Selalu cek website atau media sosial resmi BPJS Kesehatan untuk update kebijakan terbaru.

5. Jangan Ragu Bertanya

Kalau ada yang tidak jelas soal rujukan, tanya ke customer service BPJS (hotline 1500-400) atau kantor BPJS terdekat.

Pertanyaan yang Sering Diajukan

Apakah pasien bisa langsung ke RS Tipe A tanpa rujukan sekarang?

Belum bisa, kecuali kondisi gawat darurat. Kebijakan baru masih dalam tahap rencana dan belum berlaku.

Kalau sakit berat tapi tidak darurat, bagaimana?

Saat ini tetap harus ikuti alur rujukan berjenjang: Puskesmas → RS Tipe C → RS Tipe B → RS Tipe A (kalau diperlukan).

Apakah semua RS Tipe A akan menerima pasien langsung nanti?

Tidak semua. Hanya RS yang memiliki kompetensi untuk menangani penyakit spesifik yang akan menerima rujukan langsung.

Bagaimana dengan pasien di daerah terpencil?

Sistem baru justru lebih menguntungkan karena pasien tidak perlu muter-muter. Kalau RS terdekat tidak bisa menangani, langsung dirujuk ke RS yang mampu.

Apakah RS Tipe C akan tutup?

Tidak. RS Tipe C tetap penting untuk pelayanan kesehatan dasar dan menengah. Mereka akan dapat pasien sesuai kompetensi yang dimiliki.

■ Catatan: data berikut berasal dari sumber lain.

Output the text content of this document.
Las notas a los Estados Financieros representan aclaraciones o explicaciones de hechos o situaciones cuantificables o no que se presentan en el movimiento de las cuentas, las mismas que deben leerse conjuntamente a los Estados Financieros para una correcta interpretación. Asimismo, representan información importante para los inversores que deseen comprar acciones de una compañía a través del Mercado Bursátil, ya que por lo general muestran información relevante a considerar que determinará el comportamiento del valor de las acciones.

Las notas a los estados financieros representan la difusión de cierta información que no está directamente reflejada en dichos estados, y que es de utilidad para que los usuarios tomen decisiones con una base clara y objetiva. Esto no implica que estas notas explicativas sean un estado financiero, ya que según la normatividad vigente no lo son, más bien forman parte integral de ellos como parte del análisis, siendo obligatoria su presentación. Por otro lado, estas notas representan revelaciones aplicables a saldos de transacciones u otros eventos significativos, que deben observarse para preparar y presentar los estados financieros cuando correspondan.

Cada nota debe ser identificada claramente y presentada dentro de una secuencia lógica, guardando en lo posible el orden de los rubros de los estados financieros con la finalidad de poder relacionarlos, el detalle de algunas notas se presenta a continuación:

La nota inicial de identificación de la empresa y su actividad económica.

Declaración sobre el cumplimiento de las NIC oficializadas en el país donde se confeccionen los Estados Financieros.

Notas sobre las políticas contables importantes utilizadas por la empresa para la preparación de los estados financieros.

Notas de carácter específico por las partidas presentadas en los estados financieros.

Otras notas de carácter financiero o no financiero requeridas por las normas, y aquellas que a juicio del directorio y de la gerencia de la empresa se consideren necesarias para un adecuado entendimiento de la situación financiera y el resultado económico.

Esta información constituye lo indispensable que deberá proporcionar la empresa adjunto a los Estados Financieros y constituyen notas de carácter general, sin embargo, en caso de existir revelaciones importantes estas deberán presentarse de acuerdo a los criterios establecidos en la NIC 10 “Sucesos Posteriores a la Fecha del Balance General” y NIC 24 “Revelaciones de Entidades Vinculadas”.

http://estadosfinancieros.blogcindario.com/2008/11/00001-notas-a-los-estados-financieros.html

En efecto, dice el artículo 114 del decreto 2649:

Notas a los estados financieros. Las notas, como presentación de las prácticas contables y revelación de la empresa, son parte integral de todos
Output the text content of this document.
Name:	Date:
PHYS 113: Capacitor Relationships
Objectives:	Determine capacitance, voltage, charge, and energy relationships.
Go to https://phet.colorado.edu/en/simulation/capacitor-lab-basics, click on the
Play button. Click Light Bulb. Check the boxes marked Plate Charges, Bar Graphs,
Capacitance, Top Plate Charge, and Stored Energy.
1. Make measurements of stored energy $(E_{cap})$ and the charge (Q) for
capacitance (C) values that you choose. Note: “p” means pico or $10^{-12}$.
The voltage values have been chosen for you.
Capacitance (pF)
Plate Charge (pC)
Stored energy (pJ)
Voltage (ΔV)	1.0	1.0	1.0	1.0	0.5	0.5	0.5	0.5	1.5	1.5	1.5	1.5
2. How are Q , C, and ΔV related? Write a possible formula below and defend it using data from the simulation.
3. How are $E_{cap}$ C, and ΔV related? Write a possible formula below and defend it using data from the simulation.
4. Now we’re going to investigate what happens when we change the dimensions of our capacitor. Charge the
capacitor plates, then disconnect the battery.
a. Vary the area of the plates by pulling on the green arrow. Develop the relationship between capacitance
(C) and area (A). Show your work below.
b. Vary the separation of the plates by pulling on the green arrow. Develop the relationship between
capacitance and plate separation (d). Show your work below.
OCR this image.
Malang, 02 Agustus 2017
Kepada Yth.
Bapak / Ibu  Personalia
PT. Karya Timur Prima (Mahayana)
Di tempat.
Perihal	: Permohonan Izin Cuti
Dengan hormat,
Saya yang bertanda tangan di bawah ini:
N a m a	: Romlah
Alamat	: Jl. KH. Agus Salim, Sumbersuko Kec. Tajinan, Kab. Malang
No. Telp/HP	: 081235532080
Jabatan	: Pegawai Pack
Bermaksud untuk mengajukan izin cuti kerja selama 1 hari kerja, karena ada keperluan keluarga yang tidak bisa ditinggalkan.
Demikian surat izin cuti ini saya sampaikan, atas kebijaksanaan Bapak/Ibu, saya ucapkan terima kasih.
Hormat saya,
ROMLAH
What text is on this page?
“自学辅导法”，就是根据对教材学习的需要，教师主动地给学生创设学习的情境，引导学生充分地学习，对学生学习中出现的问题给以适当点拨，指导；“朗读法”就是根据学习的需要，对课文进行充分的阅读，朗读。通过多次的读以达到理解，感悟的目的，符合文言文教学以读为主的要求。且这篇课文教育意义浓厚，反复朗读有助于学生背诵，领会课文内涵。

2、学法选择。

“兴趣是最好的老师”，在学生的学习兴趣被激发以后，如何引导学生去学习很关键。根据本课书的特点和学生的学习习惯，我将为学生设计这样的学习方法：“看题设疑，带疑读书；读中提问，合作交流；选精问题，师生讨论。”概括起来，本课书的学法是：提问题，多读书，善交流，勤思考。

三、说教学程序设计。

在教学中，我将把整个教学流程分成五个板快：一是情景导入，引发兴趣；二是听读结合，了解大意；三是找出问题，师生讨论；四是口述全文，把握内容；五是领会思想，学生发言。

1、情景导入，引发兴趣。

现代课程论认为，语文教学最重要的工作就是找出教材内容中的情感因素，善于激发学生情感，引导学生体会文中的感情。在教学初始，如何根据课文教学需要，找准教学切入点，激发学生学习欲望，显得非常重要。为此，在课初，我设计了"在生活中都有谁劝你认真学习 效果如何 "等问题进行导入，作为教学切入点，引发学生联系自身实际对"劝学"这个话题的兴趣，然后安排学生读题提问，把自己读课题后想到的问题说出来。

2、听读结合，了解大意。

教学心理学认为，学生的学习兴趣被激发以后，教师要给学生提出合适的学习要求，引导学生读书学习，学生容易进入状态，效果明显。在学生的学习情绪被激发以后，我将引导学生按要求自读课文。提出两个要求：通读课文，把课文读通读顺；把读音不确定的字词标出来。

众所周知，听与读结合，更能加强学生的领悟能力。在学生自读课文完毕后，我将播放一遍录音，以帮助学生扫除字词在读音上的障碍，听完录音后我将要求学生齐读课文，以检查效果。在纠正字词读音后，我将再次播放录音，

Kesimpulan: Terobosan yang Ditunggu-tunggu

Persetujuan DPR untuk menghapus sistem rujukan BPJS berjenjang adalah kabar baik yang ditunggu-tunggu oleh jutaan pengguna BPJS Kesehatan.

Poin-poin penting:

  • DPR sudah setuju dengan rencana Menkes hapus rujukan berjenjang
  • Sistem baru akan berbasis kompetensi, bukan tingkatan RS
  • Pasien sakit berat bisa langsung ke RS yang punya kompetensi (misal: sakit jantung langsung ke RS dengan cath lab)
  • Tujuannya: lebih cepat, lebih hemat, lebih menyelamatkan nyawa
  • Tantangannya: perlu atur agar RS kecil tidak sepi dan RS besar tidak over capacity

Yang perlu diingat:

  • Kebijakan belum berlaku sekarang, masih tahap persiapan
  • Pasien tetap harus ikuti sistem lama sampai ada pengumuman resmi
  • Untuk kondisi darurat, langsung ke IGD—tidak perlu rujukan

Ini adalah terobosan besar dalam sistem kesehatan Indonesia. Kalau diterapkan dengan baik, akan mengubah pengalaman jutaan orang dalam mengakses layanan kesehatan.

Pantau terus perkembangannya, karena ini menyangkut hak kesehatan kita semua!